Over the last few years, the Scottish Parliament has shown itself capable of bringing forward bold public health measures.
It’s fair to say that the smoking ban wasn’t universally popular when it was introduced in 2006, but it has helped see cases of heart disease and strokes plummet, and the number of smokers fall to the lowest ever level.
Our plans to introduce a minimum price for a unit on alcohol – ending the sale of cheap high-strength booze which causes so much social harm – have attracted international praise. Just last week the Labour-run Welsh Government announced its intention to introduce a similar policy.
Most obviously, we need to reduce the amount of unhealthy food we are eating.
Despite living in a country which produces some of the finest food and drink in the world, our own diets can often leave a lot to be desired.
Around a fifth of the calories and fat we consume, and around half of the sugar, come from so-called ‘discretionary foods’ – treats and snacks – which are far more likely to be bought as a result of marketing promotions.
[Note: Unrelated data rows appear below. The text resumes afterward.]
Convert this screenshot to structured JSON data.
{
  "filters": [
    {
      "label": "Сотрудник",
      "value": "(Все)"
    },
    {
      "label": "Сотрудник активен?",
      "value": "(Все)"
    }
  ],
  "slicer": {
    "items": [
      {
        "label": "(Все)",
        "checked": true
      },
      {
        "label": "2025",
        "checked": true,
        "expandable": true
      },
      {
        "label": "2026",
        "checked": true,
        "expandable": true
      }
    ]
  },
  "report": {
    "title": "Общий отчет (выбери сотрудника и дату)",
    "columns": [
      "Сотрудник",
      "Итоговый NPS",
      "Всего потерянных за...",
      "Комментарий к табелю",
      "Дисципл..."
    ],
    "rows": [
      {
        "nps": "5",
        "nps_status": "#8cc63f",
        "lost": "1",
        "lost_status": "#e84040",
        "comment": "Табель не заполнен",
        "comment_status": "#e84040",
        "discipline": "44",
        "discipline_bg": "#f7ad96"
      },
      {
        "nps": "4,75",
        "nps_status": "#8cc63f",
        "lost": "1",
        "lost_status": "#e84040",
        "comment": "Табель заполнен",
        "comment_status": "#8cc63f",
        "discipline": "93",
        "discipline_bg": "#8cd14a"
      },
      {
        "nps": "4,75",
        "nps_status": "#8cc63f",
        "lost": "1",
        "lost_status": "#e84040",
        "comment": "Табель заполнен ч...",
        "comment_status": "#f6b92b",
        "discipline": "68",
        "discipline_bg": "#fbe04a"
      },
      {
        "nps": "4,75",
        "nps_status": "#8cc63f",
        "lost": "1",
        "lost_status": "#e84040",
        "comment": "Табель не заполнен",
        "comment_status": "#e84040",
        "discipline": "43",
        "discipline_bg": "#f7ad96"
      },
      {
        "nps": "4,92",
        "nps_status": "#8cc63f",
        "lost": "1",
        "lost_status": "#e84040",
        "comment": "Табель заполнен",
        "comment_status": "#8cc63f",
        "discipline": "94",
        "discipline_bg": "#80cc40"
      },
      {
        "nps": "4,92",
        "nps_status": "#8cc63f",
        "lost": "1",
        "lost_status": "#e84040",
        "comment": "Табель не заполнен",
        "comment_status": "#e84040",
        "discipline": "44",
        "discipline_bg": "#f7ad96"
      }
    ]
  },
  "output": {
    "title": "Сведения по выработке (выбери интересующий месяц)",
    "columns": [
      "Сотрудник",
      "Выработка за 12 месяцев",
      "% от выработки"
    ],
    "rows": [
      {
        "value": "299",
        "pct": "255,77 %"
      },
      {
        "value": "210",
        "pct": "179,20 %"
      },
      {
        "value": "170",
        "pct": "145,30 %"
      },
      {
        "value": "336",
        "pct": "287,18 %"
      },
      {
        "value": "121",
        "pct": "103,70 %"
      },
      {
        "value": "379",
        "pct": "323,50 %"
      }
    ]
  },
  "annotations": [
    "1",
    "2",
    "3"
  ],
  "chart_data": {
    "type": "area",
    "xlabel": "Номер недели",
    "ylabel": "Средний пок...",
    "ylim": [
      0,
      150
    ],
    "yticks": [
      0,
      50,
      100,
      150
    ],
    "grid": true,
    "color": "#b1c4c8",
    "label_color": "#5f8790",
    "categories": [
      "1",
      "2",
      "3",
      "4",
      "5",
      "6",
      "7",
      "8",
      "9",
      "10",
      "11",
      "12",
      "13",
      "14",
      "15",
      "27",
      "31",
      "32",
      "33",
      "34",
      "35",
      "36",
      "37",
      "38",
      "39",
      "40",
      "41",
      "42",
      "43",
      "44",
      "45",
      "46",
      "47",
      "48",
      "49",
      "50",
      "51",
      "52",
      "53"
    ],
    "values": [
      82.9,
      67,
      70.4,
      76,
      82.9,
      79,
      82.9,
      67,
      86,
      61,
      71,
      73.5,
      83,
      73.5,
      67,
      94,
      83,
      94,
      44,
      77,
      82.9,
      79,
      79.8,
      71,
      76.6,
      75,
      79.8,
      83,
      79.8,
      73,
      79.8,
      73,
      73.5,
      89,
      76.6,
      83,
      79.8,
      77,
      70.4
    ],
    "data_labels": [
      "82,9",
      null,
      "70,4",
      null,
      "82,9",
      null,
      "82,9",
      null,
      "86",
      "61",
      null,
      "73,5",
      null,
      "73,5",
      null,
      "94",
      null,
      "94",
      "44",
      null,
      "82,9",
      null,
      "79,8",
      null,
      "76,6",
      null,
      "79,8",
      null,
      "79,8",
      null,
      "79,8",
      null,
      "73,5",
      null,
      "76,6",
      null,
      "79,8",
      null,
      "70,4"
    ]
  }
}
We’re therefore proposing tough new measures restricting the promotion of unhealthy food and drink that is high in fat, salt and sugar in certain areas like visitor attractions and schools.
Children are especially susceptible to TV advertising, and frustratingly this is one area where the key powers are reserved to Westminster.
We think it’s essential that TV adverts promoting unhealthy foods are banned before the 9pm watershed. We have called on the Westminster government to act – if they won’t, then we’ll demand the devolution of powers so we can take action ourselves.
We also need to encourage people to take small steps to increase physical activity, which can have significant long-term benefits.
You’ve probably heard of the fantastic Daily Mile initiative – the brainchild of headteacher Elaine Wyllie, who got all of the kids in her school to walk, run or jog a mile a day. We’re working to roll this out in all schools and nurseries, and also working with the private sector to encourage take up in workplaces.
We must also support people who are particularly vulnerable to the health consequences of being overweight or obese.
We are going to invest £42 million over the next five years in a scheme offering weight management interventions as a core part of the treatment people with Type 2 diabetes receive – a group that can particularly benefit from losing weight.
I am delighted that our strategy has been so well-received. Jamie Oliver, who has long campaigned for healthier eating, has said that Scotland has set an example to the rest of the world, and has encouraged the UK government to follow our lead.
But there is a long way to go. None of these measures on their own will solve our national weight problem overnight – but they will put us on the right track to a healthier future.